今日、かるた史の研究に際しては、東アジア史の研究者から、多くのことを学べている。上田正昭[3]、田中史生[4]、河上麻由子[5]などの仕事から古代史における交易の実体を知ることができるし、その後の日宋交易、日明交易についても知ることができる。ポルトガル船の来航が中国の港湾経由であり、乗船していた船員の多くは現地雇用の中国人であり、対日交易の商品の多くは中国の産品であったことも分かっている。日本が熱心に購入した南蛮由来の物品の代表、鉄砲でさえ、南蛮渡りと言っても実際にはポルトガル人の指導の下に中国で製造されたものが多かった。こうした背景的な知識を加えてカルタの伝来史を構想するとき、カルタの中国経由伝来説は重要な指摘であり、こういう背景的な歴史知識が十分でなかった昭和前期に早くも鋭くそれを提起した永見の見識には敬服させられるのである。
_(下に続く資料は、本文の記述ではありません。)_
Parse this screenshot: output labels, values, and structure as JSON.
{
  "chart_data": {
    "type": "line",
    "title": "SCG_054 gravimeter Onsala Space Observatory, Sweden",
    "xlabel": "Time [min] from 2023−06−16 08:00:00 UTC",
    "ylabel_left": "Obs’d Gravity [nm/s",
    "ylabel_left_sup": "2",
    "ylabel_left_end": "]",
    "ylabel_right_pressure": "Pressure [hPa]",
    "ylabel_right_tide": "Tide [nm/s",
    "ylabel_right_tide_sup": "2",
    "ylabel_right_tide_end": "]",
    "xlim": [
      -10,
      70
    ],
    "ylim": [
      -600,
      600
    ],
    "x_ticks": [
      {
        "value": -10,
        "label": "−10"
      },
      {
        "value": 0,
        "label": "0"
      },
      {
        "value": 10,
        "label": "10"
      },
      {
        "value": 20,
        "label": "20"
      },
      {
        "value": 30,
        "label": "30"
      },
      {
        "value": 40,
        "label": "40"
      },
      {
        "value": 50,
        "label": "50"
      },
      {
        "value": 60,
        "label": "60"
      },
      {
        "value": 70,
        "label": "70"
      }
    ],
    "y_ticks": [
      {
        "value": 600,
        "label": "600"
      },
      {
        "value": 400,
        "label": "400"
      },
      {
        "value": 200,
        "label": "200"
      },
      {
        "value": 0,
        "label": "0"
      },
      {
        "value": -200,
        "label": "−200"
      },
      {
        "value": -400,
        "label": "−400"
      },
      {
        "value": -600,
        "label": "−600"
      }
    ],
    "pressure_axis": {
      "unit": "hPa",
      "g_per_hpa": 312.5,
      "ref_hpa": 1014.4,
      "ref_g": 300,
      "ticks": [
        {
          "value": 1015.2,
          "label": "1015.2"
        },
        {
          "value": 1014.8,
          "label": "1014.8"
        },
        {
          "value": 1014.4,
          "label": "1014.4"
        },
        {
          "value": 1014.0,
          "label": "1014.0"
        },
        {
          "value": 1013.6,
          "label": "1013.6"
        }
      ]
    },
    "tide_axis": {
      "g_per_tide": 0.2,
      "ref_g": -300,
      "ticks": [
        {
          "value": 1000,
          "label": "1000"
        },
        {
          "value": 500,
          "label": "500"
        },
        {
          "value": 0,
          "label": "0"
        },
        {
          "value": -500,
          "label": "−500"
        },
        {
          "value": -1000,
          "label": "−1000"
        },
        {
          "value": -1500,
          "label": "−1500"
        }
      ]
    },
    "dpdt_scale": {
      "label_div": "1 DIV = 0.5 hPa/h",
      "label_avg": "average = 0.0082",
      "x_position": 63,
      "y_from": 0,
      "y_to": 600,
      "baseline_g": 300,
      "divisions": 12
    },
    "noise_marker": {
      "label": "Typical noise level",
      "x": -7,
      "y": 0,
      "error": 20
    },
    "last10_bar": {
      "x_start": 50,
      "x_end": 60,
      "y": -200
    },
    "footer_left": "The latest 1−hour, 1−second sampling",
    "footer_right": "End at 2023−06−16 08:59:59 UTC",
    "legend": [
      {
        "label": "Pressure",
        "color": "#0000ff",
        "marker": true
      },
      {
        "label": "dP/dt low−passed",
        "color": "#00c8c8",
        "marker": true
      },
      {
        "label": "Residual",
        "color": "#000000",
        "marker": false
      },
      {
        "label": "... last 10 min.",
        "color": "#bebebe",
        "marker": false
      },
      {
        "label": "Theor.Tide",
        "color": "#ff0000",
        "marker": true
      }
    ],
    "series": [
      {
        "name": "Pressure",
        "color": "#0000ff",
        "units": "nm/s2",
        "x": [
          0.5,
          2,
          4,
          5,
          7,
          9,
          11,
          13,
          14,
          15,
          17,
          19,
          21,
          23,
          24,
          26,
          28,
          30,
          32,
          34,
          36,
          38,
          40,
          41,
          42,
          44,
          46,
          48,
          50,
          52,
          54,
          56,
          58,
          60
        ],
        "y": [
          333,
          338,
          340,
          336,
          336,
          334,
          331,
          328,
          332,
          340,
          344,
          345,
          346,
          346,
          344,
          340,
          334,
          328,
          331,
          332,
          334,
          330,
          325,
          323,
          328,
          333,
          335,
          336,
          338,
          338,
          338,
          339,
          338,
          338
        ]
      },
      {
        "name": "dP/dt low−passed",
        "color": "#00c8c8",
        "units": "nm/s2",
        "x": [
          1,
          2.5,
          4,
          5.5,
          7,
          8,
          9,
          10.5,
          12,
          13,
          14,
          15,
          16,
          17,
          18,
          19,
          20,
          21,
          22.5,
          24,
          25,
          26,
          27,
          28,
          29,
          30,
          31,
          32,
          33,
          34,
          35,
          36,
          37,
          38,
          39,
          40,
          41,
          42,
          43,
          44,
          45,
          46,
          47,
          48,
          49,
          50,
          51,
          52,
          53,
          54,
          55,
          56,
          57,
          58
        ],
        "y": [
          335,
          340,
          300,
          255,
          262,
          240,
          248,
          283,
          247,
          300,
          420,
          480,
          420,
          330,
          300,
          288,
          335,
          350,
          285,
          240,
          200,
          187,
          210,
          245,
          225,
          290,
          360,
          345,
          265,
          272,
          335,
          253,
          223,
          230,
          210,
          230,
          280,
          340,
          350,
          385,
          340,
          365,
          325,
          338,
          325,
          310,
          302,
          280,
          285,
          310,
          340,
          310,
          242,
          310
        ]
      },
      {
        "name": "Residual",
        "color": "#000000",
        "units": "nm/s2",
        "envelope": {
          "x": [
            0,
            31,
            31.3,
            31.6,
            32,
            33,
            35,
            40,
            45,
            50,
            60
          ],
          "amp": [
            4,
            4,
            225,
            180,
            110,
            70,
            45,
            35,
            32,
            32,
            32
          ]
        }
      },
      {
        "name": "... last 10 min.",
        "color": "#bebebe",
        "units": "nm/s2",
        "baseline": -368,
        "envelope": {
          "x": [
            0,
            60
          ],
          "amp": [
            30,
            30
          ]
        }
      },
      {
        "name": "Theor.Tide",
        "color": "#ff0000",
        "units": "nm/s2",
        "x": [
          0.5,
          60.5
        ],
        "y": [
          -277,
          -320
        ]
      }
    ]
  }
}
これに加えて、大航海時代のポルトガル商人、スペイン商人、カソリック教会関係者による奴隷貿易がある。永井がこれをどこまで認識していたのかは不明であるが、ルシオ・デ・ソウザの最近の研究[6]によれば、十六世紀の東アジアでは奴隷の売買が盛んであり、多くの日本人が買い取られ、貿易船に乗せられて船内労働者として肉体労働を強いられ、到着地で奴隷として人身売買されていた。その記録は断片的にアジア各地、ヨーロッパ、南北アメリカに残されている。これを詳細にみると、九州で人身売買された者は、男女を問わず、カソリックに改宗させられたうえで、奴隷、場合によっては自由人として売買された。中には、日本人の当人の認識としては海外での出稼ぎの「年期奉公」のようなものであったらしい例も報告されている。実際、幼少期に買い取られて海を渡った男女の中には、買主によって家族のように遇された、「奉公」に近い場合もある。

日本人奴隷は当時の主要な貿易品の一つであり、多数の者が売買され、特にその拠点であったポルトガル領のマカオには数千人の規模で日本人が滞在していたと考えられる。スペインの場合、拠点はマニラで、ここにも数百人の日本人が滞在していた。だから、十六世紀の後半に日本にかるたの遊技を持ち込んだ者の中に、航海時の肉体労働者として買われて乗船していた奴隷日本人がいたことも十分に考えられる。日本人であれば、言葉の壁もなく、この未知の遊技もよほどスムースに伝わったことであろう。


[1] 池長孟の生涯については、高見沢たか子『金箔の港:コレクター池長孟の生涯』筑摩書房、平成元年。池長のコレクターとしての主義主張については池長孟『南蛮堂要録』池長美術館、昭和十五年。

[2] 永見徳太郎『南蛮美術集』大雅堂、昭和十八年。

[3] 上田正昭『渡来の古代史』角川選書526、角川書店、平成二十五年。

[4] 田中史生『国際交易の古代列島』角川選書、角川書店、平成二十八年。同『渡来人と帰化人』角川選書614、角川書店、平成三十一年。

[5] 河上麻由子『古代日中関係史』中公新書2533、中央公論新社、平成三十一年。

[6] ルシオ・デ・ソウザ、岡美穂子『大航海時代の日本人奴隷』、中央公論新社、平成二十九年。